Let me clear something up. I have no space in my life for people who are snobs about wine. Wine needs to be presented as approachable. It deserves to be shared with all who have interest in it. The story of the evolution of wine is irrevocably intertwined with the story of humanity. Everyone has a right to taste the fruits (pun intended) of our labor, our history, our inheritance. But, that night, money changed hands and that bottle of 1999 Sassicaia was theirs to do with as they pleased. It is not, nor ever has been, my place or inclination, to judge people for how they enjoy their food or drink.
Still there was a certain level of heartbreak over this wine. It was akin to an estranged lover cutting of all communication with you and disappearing from your life like the marine layer retreating in the shadow of the sunrise. Hard to prove that they were ever there, though you want to believe they were. An ache. A desire. A longing you do not know quite how to process, and not even sure you would, if you did. I searched for the cork after the table had left. A reminder to keep close, a memorial of a friend. But it was on the child’s plate. Covered in polpette sauce.
Sometimes the universe sends you an unmistakable sign. A nudge that it is time to move on. If, or how, we listen to these universal breadcrumbs is up to us. I won’t embellish and say that this one incident alone was all the motivation I needed to make my career change. But that night the first domino in a short line that would lead me from the Service Industry to Tech fell. My story in restaurants, like the bottle of Sassicaia’s, had wrapped up.

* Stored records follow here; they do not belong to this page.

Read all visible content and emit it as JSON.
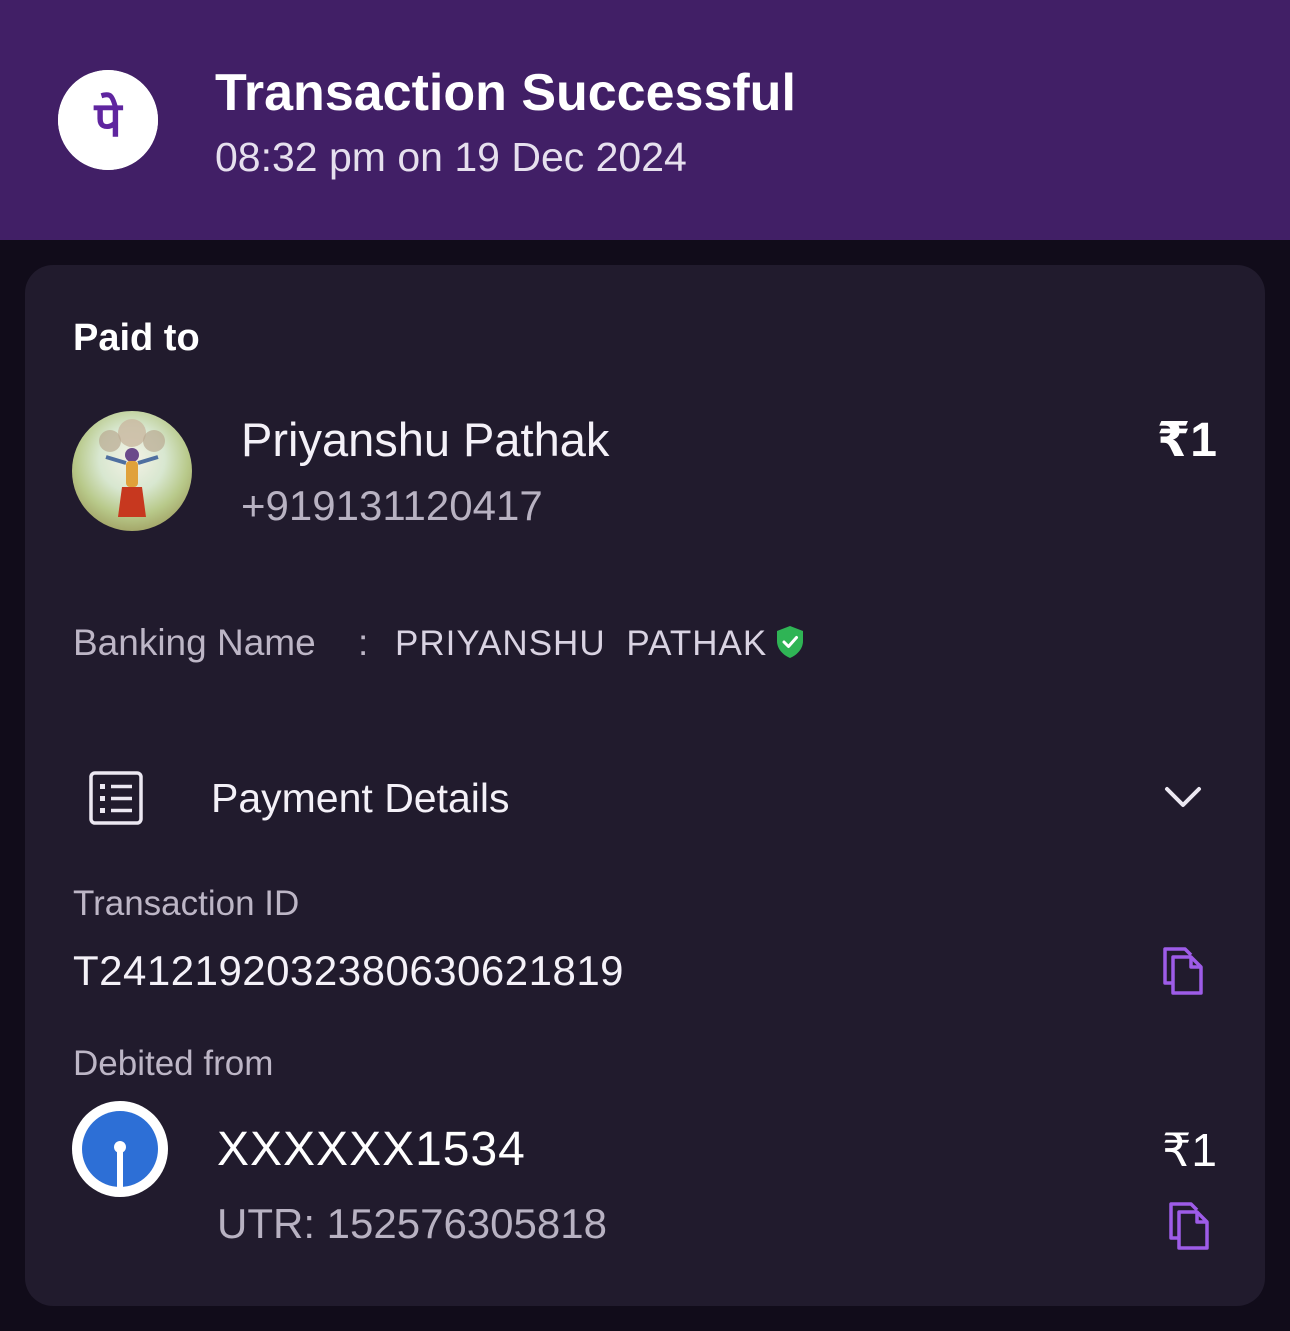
{
  "header": {
    "title": "Transaction Successful",
    "datetime": "08:32 pm on 19 Dec 2024",
    "logo_glyph": "पे",
    "background_color": "#411f66",
    "logo_color": "#5f259f"
  },
  "paid_to": {
    "label": "Paid to",
    "name": "Priyanshu Pathak",
    "phone": "+919131120417",
    "amount": "₹1",
    "banking_name_label": "Banking Name",
    "separator": ":",
    "banking_name": "PRIYANSHU  PATHAK",
    "verified_icon": "shield-check-icon",
    "verified_color": "#2fb455"
  },
  "payment_details": {
    "label": "Payment Details",
    "icon": "receipt-list-icon",
    "toggle_icon": "chevron-down-icon",
    "transaction_id_label": "Transaction ID",
    "transaction_id": "T2412192032380630621819",
    "copy_icon": "copy-icon",
    "accent_color": "#9e5ce8"
  },
  "debited_from": {
    "label": "Debited from",
    "account": "XXXXXX1534",
    "amount": "₹1",
    "utr": "UTR: 152576305818",
    "bank_logo_color": "#2d6fd6"
  }
}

This is where the story leaves the romance of a restaurant. I traded my wine key for a keyboard, my suit and tie for textbooks and blue-blockers. Tech and programming had always been a passionate hobby for me. I had built countless computers, taught myself a few different programming languages, designed websites, built blogs, and written scripts for everything from automating my morning routine to causing mischief with my roommates computer over the LAN. But I wanted more, so I strapped on my bartender shoes for one last curtain call, and went back to school to learn what Computer Science really was all about.
There is not big lesson here. No plot point or greater narrative. The decision to move on from my Service Industry career started because an over priced bottle of wine got some diet coke in it.
But I am finding that the romance that gives wine and fine dining its mystique also exists in the world of Tech. The design of the terraced vineyards of the Mosel has haunting echoes to the relationship between D.F.S. and the graph data structure. Old code doesn’t age as well as wine, but it lets us see and learn from those that came before. Much in the way that old wine tells the story of the generations of farmers who sweated the land it was grown upon. Tech, and code, will take us to Mars and beyond, and wine will continue it’s epic and endless chronicle of humankind and the Earth.
My previous career taught me a lot. I will always be grateful for the leadership experience, business acumen, and communication skills I honed during my time in the Service Industry. But I am incalculably more excited for my career in Tech and Computer Science. I am excited to continue learning. I am excited to explore and surpass the limits modern technology. I am excited to share my insights, my experiences, my perspective, and by far most importantly of all: I am excited to share what not to mix with a nice bottle of wine.